A terrific story has appeared on The Register this evening. I can’t paraphrase it so I am going to have to quote:
A quantum computer at a US University has solved a computational problem without running a program. Scientists at the University of Illinois at Urbana-Champaign gleaned the answer to an algorithm by combining quantum computation and quantum interrogation (a technique that makes use of wave-particle duality to search a region of space without actually entering that region) in an optical-based quantum computer through a process called “counterfactual computation.
Wait – it get’s better:
Utilising two coupled optical interferometers, nested within a third, the team succeeded in counterfactually searching a four-element database using Grover’s quantum search algorithm. “By placing our photon in a quantum superposition of running and not running the search algorithm, we obtained information about the answer even when the photon did not run the search algorithm. We also showed theoretically how to obtain the answer without ever running the algorithm, by using a ‘chained Zeno’ effect.”

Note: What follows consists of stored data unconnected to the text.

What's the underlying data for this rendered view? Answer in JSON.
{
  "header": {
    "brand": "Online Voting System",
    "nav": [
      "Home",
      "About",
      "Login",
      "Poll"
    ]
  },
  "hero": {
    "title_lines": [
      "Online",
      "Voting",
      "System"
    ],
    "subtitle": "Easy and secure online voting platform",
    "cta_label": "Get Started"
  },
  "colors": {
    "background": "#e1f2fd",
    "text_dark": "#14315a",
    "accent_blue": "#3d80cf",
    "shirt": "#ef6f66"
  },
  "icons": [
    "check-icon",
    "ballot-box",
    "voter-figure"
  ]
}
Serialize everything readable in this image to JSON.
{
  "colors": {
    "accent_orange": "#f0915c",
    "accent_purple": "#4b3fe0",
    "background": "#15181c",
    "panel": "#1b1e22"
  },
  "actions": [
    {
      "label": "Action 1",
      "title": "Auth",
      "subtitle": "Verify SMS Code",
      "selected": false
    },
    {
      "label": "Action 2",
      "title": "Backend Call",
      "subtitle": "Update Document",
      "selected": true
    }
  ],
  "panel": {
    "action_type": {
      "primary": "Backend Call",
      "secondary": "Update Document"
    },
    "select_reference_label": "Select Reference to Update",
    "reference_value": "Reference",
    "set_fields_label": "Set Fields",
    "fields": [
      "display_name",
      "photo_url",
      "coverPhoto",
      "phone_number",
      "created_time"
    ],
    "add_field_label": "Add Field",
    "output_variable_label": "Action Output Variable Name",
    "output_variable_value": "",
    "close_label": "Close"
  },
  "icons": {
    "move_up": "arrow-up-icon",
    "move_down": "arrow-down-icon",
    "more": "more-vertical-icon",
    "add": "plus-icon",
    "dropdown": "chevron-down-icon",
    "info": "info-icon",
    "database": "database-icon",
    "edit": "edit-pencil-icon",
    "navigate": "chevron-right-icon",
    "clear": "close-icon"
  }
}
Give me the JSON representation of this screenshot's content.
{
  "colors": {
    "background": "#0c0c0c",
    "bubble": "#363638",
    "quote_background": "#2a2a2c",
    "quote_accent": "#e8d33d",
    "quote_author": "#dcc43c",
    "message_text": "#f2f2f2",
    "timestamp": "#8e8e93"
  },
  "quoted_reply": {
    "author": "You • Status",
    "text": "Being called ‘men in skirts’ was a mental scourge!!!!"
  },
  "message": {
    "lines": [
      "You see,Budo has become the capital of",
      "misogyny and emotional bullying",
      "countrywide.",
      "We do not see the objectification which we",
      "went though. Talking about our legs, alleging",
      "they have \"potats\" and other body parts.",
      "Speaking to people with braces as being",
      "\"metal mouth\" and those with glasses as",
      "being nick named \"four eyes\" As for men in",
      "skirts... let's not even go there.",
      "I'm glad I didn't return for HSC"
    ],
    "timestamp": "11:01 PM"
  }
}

Through clever use of beam splitters and both constructive and destructive interference, the researchers can put each photon in a superposition of taking two paths. Although a photon can occupy multiple places simultaneously, it can only make an actual appearance at one location. Its presence defines its path, and that can, in a very strange way, negate the need for the search algorithm to run.
“In a sense, it is the possibility that the algorithm could run which prevents the algorithm from running. That is at the heart of quantum interrogation schemes, and to my mind, quantum mechanics doesn’t get any more mysterious than this.”
Now you know! And now you know why I couldn’t paraphrase it. I wonder if it will put an end to the computer errors my electricity company is always having…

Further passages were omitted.